The attacker cannot control precisely which bits will be erroneous. When much more than 2 bits become erroneous, in a small fraction of the cases no error will be detected but a wrong value will be read at the next access.

However, in the majority of the cases an error will be detected, either non-correctable, or correctable in which case the corrected value will be wrong.

Despite the fact that wrong corrections are possible, in a system with ECC that is configured correctly it should be impossible for a RowHammer attack to escape detection, unlike for a system without ECC memory.

On a computer that is not defective, memory errors happen very seldom, typically one error after many months. Even only 2 correctable errors that happen in the same day represent an event that can be explained only by either a RowHammer attack or by a memory module that has become defective.

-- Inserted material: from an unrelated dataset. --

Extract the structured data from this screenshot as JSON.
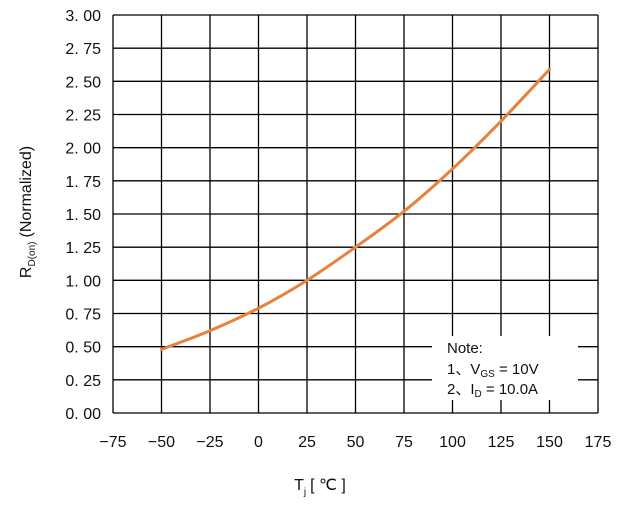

Therefore, a well configured computer with ECC memory should alert immediately its administrator when 2 on more errors happen in the same day, even if they had been correctable errors, because this requires immediate action, either stopping a RowHammer attack or replacing the defective memory module.

It would be pretty much impossible for any RowHammer attack to attain its target without triggering 2 or more ECC errors, which will reveal the attack attempt.

Only when there is no ECC the attack can proceed undetected for a time long enough to be successful.




Shouldn't an ECC non-correctable error trigger an immediate shutdown, because bad data could be committed to disk? (I guess unsafe shutdown could cause corruption elsewhere, but that seems like a reasonable risk) If attacks are a serious threat, then it would seem any alert that doesn't trigger immediate action would be risky (i.e. the attacker just erases alerts from logs).